Controlling Cx. salinarius is difficult because the dense vegetation in their larval habitat offers protection from both predators and pesticides. They have an asynchronous life cycle and larvae are widely distributed, making a true assessment of immature population levels difficult. As a result, large numbers of adultCx. salinarius may be produced from what appear to be minimal larval numbers. In addition, the nocturnal activity of the species creates problems in both detection and control. Throughout much of the range of Cx. salinarius, the mosquito is overshadowed by day active salt marsh Aedes sp., even though the former is often more abundant.

DISCUSSION FOLLOWING THE PRESENTATIONQUESTION: Marc, is there a high percentage of interrupted feedings in Cx. salinarius?

SLAFF: I really cannot answer the question, but the answer may be important in the overwintering mechanism for SLE.

CRANS: Perhaps I can answer the question from what I remember of our host preference studies conducted during the 1960's. There would appear to be a high percentage of interrupted feedings in this species because we so frequently collect Cx. salinarius with very tiny blood meals. Most engorged mosquitoes have the abdomen fully distended but Cx. salinarius frequently show only a trace of blood. It is doubtful that the small bloodmeals we see would be enough to initiate egg production. As a result, I would interpret the small bloodmeal as an indication of an interrupted feeding.

QUESTION: Does that indicate that Cx. salinarius may be a timid mosquito that is easily interrupted during feeding?

CRANS: It may well be, however, interrupted feeding is difficult to measure with precipitin tests because we can only tell interrupted feeding by a mosquito that has fed on 2 very different hosts. If the bloodmeal is interrupted and the mosquito returns to feed on the same host species we would not be able to detect that in our tests. Our measurements of interrupted feedings come from mosquitoes that initiate the bloodmeal on one host and finish it on a different Class of animal, such as a deer followed by a bird or a bird followed by a rodent. To get a true indication of interrupted feedings you would have to dissect out the bloodmeals and count the number of peritrophic membranes in the gut.
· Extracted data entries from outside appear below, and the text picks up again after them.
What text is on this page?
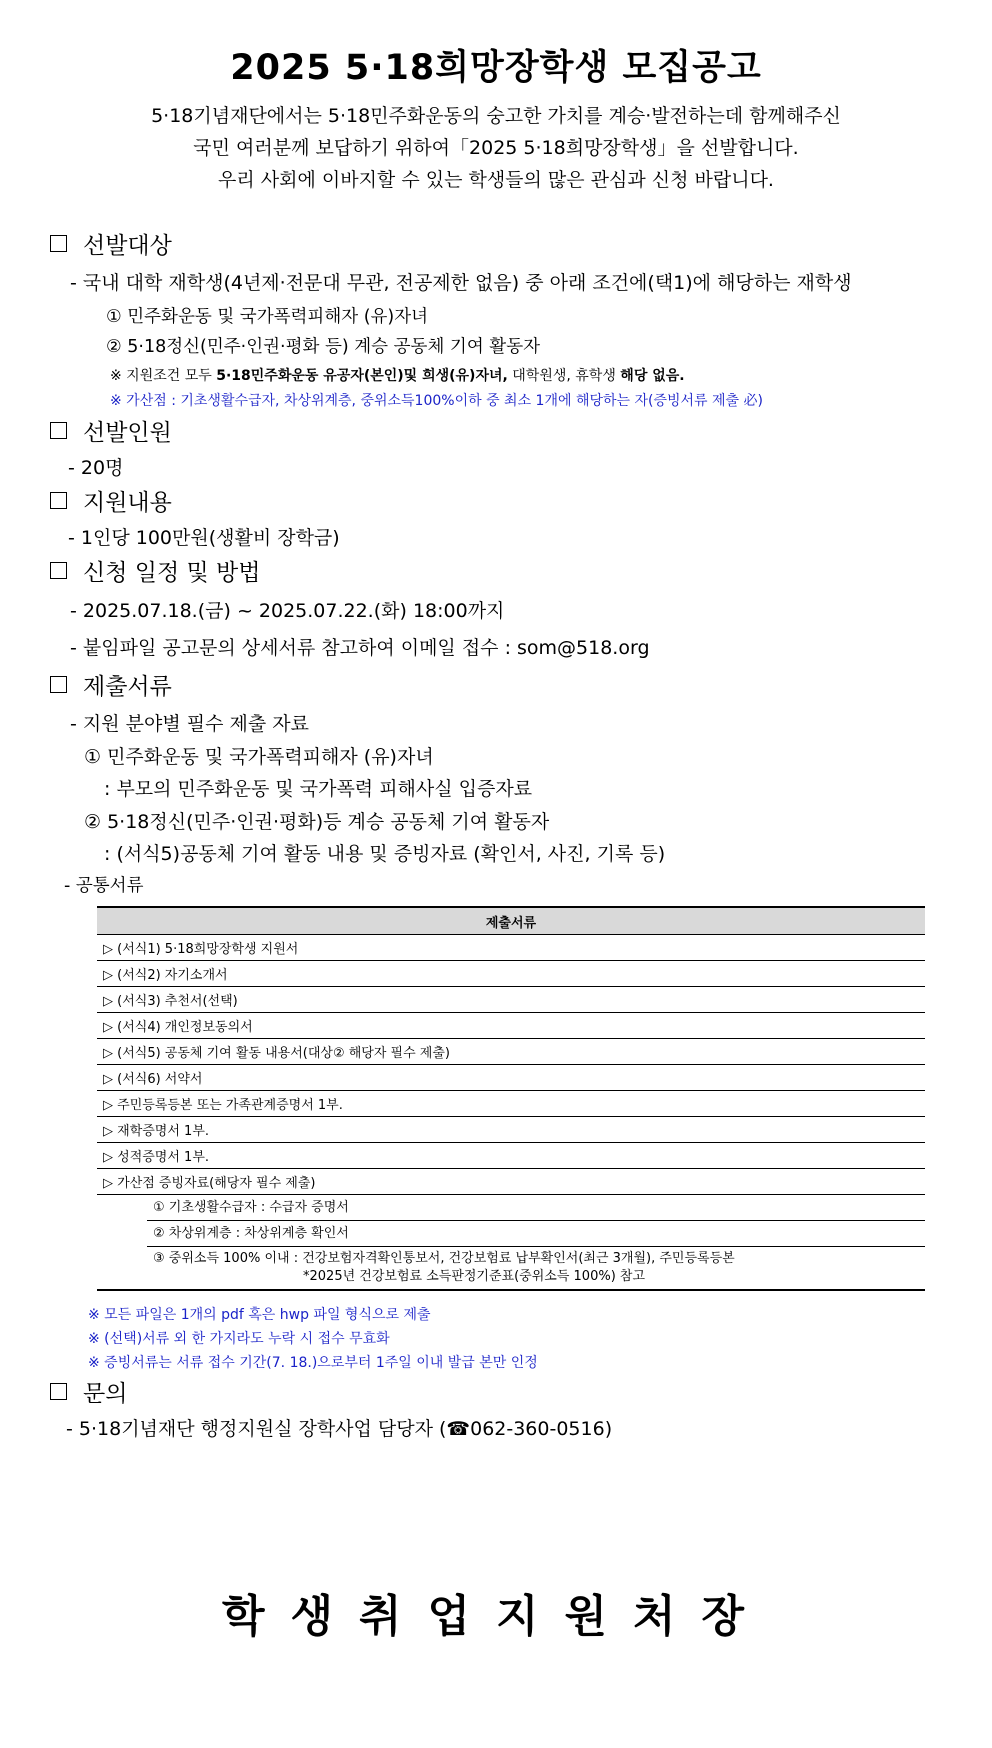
2025 5·18희망장학생 모집공고
5·18기념재단에서는 5·18민주화운동의 숭고한 가치를 계승·발전하는데 함께해주신
국민 여러분께 보답하기 위하여「2025 5·18희망장학생」을 선발합니다.
우리 사회에 이바지할 수 있는 학생들의 많은 관심과 신청 바랍니다.
선발대상
- 국내 대학 재학생(4년제·전문대 무관, 전공제한 없음) 중 아래 조건에(택1)에 해당하는 재학생
① 민주화운동 및 국가폭력피해자 (유)자녀
② 5·18정신(민주·인권·평화 등) 계승 공동체 기여 활동자
※ 지원조건 모두 5·18민주화운동 유공자(본인)및 희생(유)자녀, 대학원생, 휴학생 해당 없음.
※ 가산점 : 기초생활수급자, 차상위계층, 중위소득100%이하 중 최소 1개에 해당하는 자(증빙서류 제출 必)
선발인원
- 20명
지원내용
- 1인당 100만원(생활비 장학금)
신청 일정 및 방법
- 2025.07.18.(금) ~ 2025.07.22.(화) 18:00까지
- 붙임파일 공고문의 상세서류 참고하여 이메일 접수 : som@518.org
제출서류
- 지원 분야별 필수 제출 자료
① 민주화운동 및 국가폭력피해자 (유)자녀
: 부모의 민주화운동 및 국가폭력 피해사실 입증자료
② 5·18정신(민주·인권·평화)등 계승 공동체 기여 활동자
: (서식5)공동체 기여 활동 내용 및 증빙자료 (확인서, 사진, 기록 등)
- 공통서류
제출서류
▷ (서식1) 5·18희망장학생 지원서
▷ (서식2) 자기소개서
▷ (서식3) 추천서(선택)
▷ (서식4) 개인정보동의서
▷ (서식5) 공동체 기여 활동 내용서(대상② 해당자 필수 제출)
▷ (서식6) 서약서
▷ 주민등록등본 또는 가족관계증명서 1부.
▷ 재학증명서 1부.
▷ 성적증명서 1부.
▷ 가산점 증빙자료(해당자 필수 제출)

① 기초생활수급자 : 수급자 증명서

② 차상위계층 : 차상위계층 확인서

③ 중위소득 100% 이내 : 건강보험자격확인통보서, 건강보험료 납부확인서(최근 3개월), 주민등록등본
*2025년 건강보험료 소득판정기준표(중위소득 100%) 참고
※ 모든 파일은 1개의 pdf 혹은 hwp 파일 형식으로 제출
※ (선택)서류 외 한 가지라도 누락 시 접수 무효화
※ 증빙서류는 서류 접수 기간(7. 18.)으로부터 1주일 이내 발급 본만 인정
문의
- 5·18기념재단 행정지원실 장학사업 담당자 (☎062-360-0516)
학생취업지원처장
QUESTION: Murphy found this species uniform morphologically but physiologically varied, didn't he?

SLAFF: I think he found slight differences in physiology but nothing he could identify with a taxonomic characteristic. Today we could do a gel pheretic study to see if there are genetic differences to indicate separate species or subspecies. This kind of work simply cannot be differentiated solely by morphology.